On Thursday, Box launched its developer conference, Boxworks, by announcing a new set of AI features. The company is building agentic AI models directly into the backbone of its products.
This year’s conference featured more product announcements than usual, reflecting the increasingly fast pace of AI development at Box. The company launched its AI studio last year, followed by a new set of data-extraction agents in February and others for search and deep research in May.
Now, the company is rolling out a new system called Box Automate that functions as a kind of operating system for AI agents. It breaks complex workflows into different segments that can be augmented with AI as necessary.
I spoke with CEO Aaron Levie about the company’s approach to AI and the challenges of competing with foundation model companies.
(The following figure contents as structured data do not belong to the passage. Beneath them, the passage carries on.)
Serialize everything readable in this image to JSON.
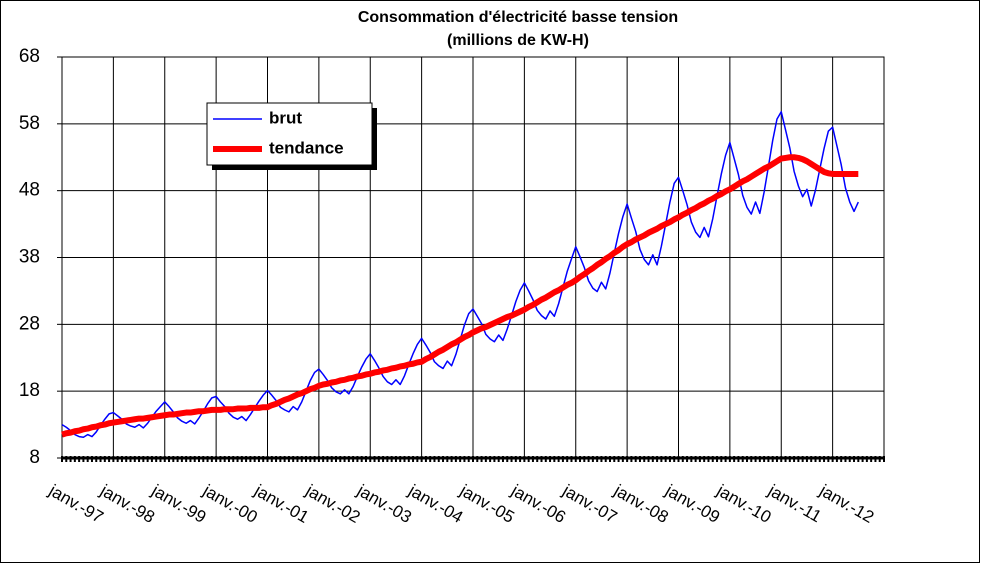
{
  "chart_data": {
    "type": "line",
    "title": "Consommation d'électricité basse tension",
    "subtitle": "(millions de KW-H)",
    "categories": [
      "janv.-97",
      null,
      null,
      null,
      null,
      null,
      null,
      null,
      null,
      null,
      null,
      null,
      "janv.-98",
      null,
      null,
      null,
      null,
      null,
      null,
      null,
      null,
      null,
      null,
      null,
      "janv.-99",
      null,
      null,
      null,
      null,
      null,
      null,
      null,
      null,
      null,
      null,
      null,
      "janv.-00",
      null,
      null,
      null,
      null,
      null,
      null,
      null,
      null,
      null,
      null,
      null,
      "janv.-01",
      null,
      null,
      null,
      null,
      null,
      null,
      null,
      null,
      null,
      null,
      null,
      "janv.-02",
      null,
      null,
      null,
      null,
      null,
      null,
      null,
      null,
      null,
      null,
      null,
      "janv.-03",
      null,
      null,
      null,
      null,
      null,
      null,
      null,
      null,
      null,
      null,
      null,
      "janv.-04",
      null,
      null,
      null,
      null,
      null,
      null,
      null,
      null,
      null,
      null,
      null,
      "janv.-05",
      null,
      null,
      null,
      null,
      null,
      null,
      null,
      null,
      null,
      null,
      null,
      "janv.-06",
      null,
      null,
      null,
      null,
      null,
      null,
      null,
      null,
      null,
      null,
      null,
      "janv.-07",
      null,
      null,
      null,
      null,
      null,
      null,
      null,
      null,
      null,
      null,
      null,
      "janv.-08",
      null,
      null,
      null,
      null,
      null,
      null,
      null,
      null,
      null,
      null,
      null,
      "janv.-09",
      null,
      null,
      null,
      null,
      null,
      null,
      null,
      null,
      null,
      null,
      null,
      "janv.-10",
      null,
      null,
      null,
      null,
      null,
      null,
      null,
      null,
      null,
      null,
      null,
      "janv.-11",
      null,
      null,
      null,
      null,
      null,
      null,
      null,
      null,
      null,
      null,
      null,
      "janv.-12",
      null,
      null,
      null,
      null,
      null,
      null,
      null,
      null,
      null,
      null,
      null
    ],
    "series": [
      {
        "name": "brut",
        "color": "#0000ff",
        "width": 1.5,
        "values": [
          13.0,
          12.6,
          12.1,
          11.5,
          11.2,
          11.1,
          11.5,
          11.2,
          11.9,
          12.9,
          13.8,
          14.6,
          14.8,
          14.3,
          13.8,
          13.1,
          12.8,
          12.6,
          13.0,
          12.5,
          13.2,
          14.1,
          15.0,
          15.7,
          16.4,
          15.7,
          14.9,
          14.0,
          13.5,
          13.2,
          13.6,
          13.1,
          14.0,
          15.0,
          16.1,
          17.0,
          17.2,
          16.4,
          15.7,
          14.7,
          14.1,
          13.8,
          14.2,
          13.6,
          14.5,
          15.5,
          16.5,
          17.4,
          18.1,
          17.4,
          16.6,
          15.6,
          15.2,
          14.9,
          15.7,
          15.2,
          16.4,
          18.0,
          19.6,
          20.8,
          21.3,
          20.5,
          19.6,
          18.5,
          17.9,
          17.6,
          18.2,
          17.6,
          18.7,
          20.2,
          21.6,
          22.8,
          23.6,
          22.6,
          21.5,
          20.2,
          19.4,
          19.0,
          19.7,
          19.0,
          20.3,
          22.0,
          23.6,
          25.0,
          25.9,
          24.9,
          23.8,
          22.4,
          21.8,
          21.4,
          22.5,
          21.8,
          23.5,
          25.7,
          27.9,
          29.6,
          30.3,
          29.2,
          28.1,
          26.5,
          25.8,
          25.4,
          26.4,
          25.6,
          27.3,
          29.3,
          31.4,
          33.1,
          34.2,
          33.0,
          31.7,
          30.1,
          29.3,
          28.8,
          30.0,
          29.2,
          31.1,
          33.5,
          35.9,
          37.8,
          39.6,
          38.1,
          36.5,
          34.5,
          33.4,
          32.9,
          34.3,
          33.3,
          35.7,
          38.7,
          41.6,
          44.1,
          46.0,
          43.9,
          41.9,
          39.2,
          37.7,
          36.9,
          38.4,
          36.9,
          39.7,
          43.0,
          46.3,
          49.1,
          50.0,
          48.0,
          45.9,
          43.3,
          41.8,
          41.0,
          42.5,
          41.1,
          43.8,
          47.2,
          50.5,
          53.3,
          55.2,
          52.8,
          50.4,
          47.3,
          45.5,
          44.5,
          46.3,
          44.6,
          47.8,
          51.6,
          55.5,
          58.7,
          59.8,
          57.1,
          54.4,
          50.9,
          48.7,
          47.1,
          48.2,
          45.7,
          48.1,
          51.2,
          54.3,
          56.9,
          57.5,
          54.7,
          51.9,
          48.4,
          46.3,
          44.9,
          46.3,
          null,
          null,
          null,
          null,
          null
        ]
      },
      {
        "name": "tendance",
        "color": "#ff0000",
        "width": 6,
        "values": [
          11.5,
          11.7,
          11.8,
          12.0,
          12.1,
          12.3,
          12.4,
          12.6,
          12.7,
          12.9,
          13.0,
          13.2,
          13.3,
          13.4,
          13.5,
          13.6,
          13.7,
          13.8,
          13.9,
          13.9,
          14.0,
          14.1,
          14.2,
          14.3,
          14.4,
          14.5,
          14.5,
          14.6,
          14.7,
          14.8,
          14.8,
          14.9,
          15.0,
          15.0,
          15.1,
          15.2,
          15.2,
          15.2,
          15.3,
          15.3,
          15.3,
          15.4,
          15.4,
          15.4,
          15.5,
          15.5,
          15.5,
          15.6,
          15.6,
          15.9,
          16.1,
          16.4,
          16.7,
          16.9,
          17.2,
          17.5,
          17.7,
          18.0,
          18.3,
          18.5,
          18.8,
          19.0,
          19.1,
          19.3,
          19.4,
          19.6,
          19.7,
          19.9,
          20.0,
          20.2,
          20.3,
          20.5,
          20.6,
          20.8,
          20.9,
          21.1,
          21.2,
          21.4,
          21.5,
          21.7,
          21.8,
          22.0,
          22.1,
          22.3,
          22.4,
          22.8,
          23.1,
          23.5,
          23.9,
          24.2,
          24.6,
          25.0,
          25.3,
          25.7,
          26.1,
          26.4,
          26.8,
          27.1,
          27.4,
          27.6,
          27.9,
          28.2,
          28.5,
          28.8,
          29.1,
          29.3,
          29.6,
          29.9,
          30.2,
          30.6,
          30.9,
          31.3,
          31.7,
          32.0,
          32.4,
          32.8,
          33.1,
          33.5,
          33.9,
          34.2,
          34.6,
          35.1,
          35.5,
          36.0,
          36.4,
          36.9,
          37.3,
          37.8,
          38.2,
          38.7,
          39.1,
          39.6,
          40.0,
          40.3,
          40.7,
          41.0,
          41.3,
          41.7,
          42.0,
          42.3,
          42.7,
          43.0,
          43.3,
          43.7,
          44.0,
          44.4,
          44.7,
          45.1,
          45.4,
          45.8,
          46.1,
          46.5,
          46.8,
          47.2,
          47.5,
          47.9,
          48.2,
          48.6,
          49.0,
          49.4,
          49.7,
          50.1,
          50.5,
          50.9,
          51.3,
          51.6,
          52.0,
          52.4,
          52.8,
          52.9,
          53.0,
          53.0,
          52.9,
          52.7,
          52.4,
          52.0,
          51.6,
          51.2,
          50.8,
          50.6,
          50.5,
          50.5,
          50.5,
          50.5,
          50.5,
          50.5,
          50.5,
          null,
          null,
          null,
          null,
          null
        ]
      }
    ],
    "ylim": [
      8,
      68
    ],
    "yticks": [
      8,
      18,
      28,
      38,
      48,
      58,
      68
    ],
    "grid": true,
    "legend": "upper left"
  }
}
He was very bullish about the possibilities for AI agents in the modern workplace but was also clear-eyed about the limitations of current models and how to manage them with existing technology.
When asked about the big-picture vision behind building AI agents into a cloud content-management service, Levie explained that the focus at Box is on how work is changing due to AI. He stated that the vast majority of the current impact is on workflows involving unstructured data. While automation has been achieved for structured data in systems like CRM or ERP, workflows dealing with unstructured data have never been automated. This includes legal review processes, marketing asset management, and M&A deal reviews, which all require people to review data, make updates, and make decisions. AI agents now make it possible to tap into all of this unstructured data for the first time.
Regarding the risks of deploying agents in a business context, Levie acknowledged that some customers are nervous about using this technology on sensitive data. He noted that customers want consistency, ensuring that every time a workflow runs, the agent executes in the same way without going off course. It is crucial to avoid compounding mistakes where an agent might start to run wild after numerous submissions.
He emphasized the importance of having the right demarcation points where an agent starts and other parts of the system end. For every workflow, there is a question of what needs deterministic guardrails and what can be fully agentic. Box Automate allows users to decide how much work each individual agent should do before handing off to a different agent, enabling the deployment of AI agents at scale in any organizational workflow.
Splitting up the workflow guards against specific problems. Levie pointed out that even the most advanced fully agentic systems have limitations, such as models running out of context-window room and being unable to make good decisions indefinitely. There is no free lunch in AI; you cannot have a long-running agent with an unlimited context window handle any task. Workflows must be broken up and managed with sub-agents.
He described the current era as one focused on context within AI. AI models and agents require context, which is found within unstructured data. The Box system is designed to determine what context to give an AI agent to ensure it performs as effectively as possible.
On the industry debate between big, powerful frontier models and smaller, more reliable models, Levie clarified that the Box system does not prevent a task from being long or complex. Instead, it creates the right guardrails so users can decide how agentic they want a task to be. The company does not have a specific philosophy on where customers should be on that continuum but is designing a future-proof architecture. As models and agentic capabilities improve, customers will automatically gain those benefits within the Box platform.
Data control is another significant concern, as there is a real fear that sensitive data could be regurgitated or misused by models trained on vast amounts of information. Levie stated that this is where many AI deployments fail. Simply giving an AI model access to all unstructured data can lead to it providing answers based on data a user should not have access to. A powerful layer that handles access controls, data security, permissions, governance, and compliance is essential.
Box benefits from decades spent building a system that handles precisely this problem: ensuring only the right person has access to each piece of enterprise data. When an agent answers a question, it is deterministically prevented from drawing on any data that the user should not have access to, a fundamental feature built into the Box system.
When asked about competition from foundation model companies, such as Anthropic’s recent feature for uploading files directly to Claude, Levie outlined the strategic approach. He explained that enterprises deploying AI at scale need security, permissions, control, a user interface, powerful APIs, and a choice of AI models to avoid being locked into one platform. Box provides a system that handles storage, security, permissions, vector embedding, and connects to every leading AI model available.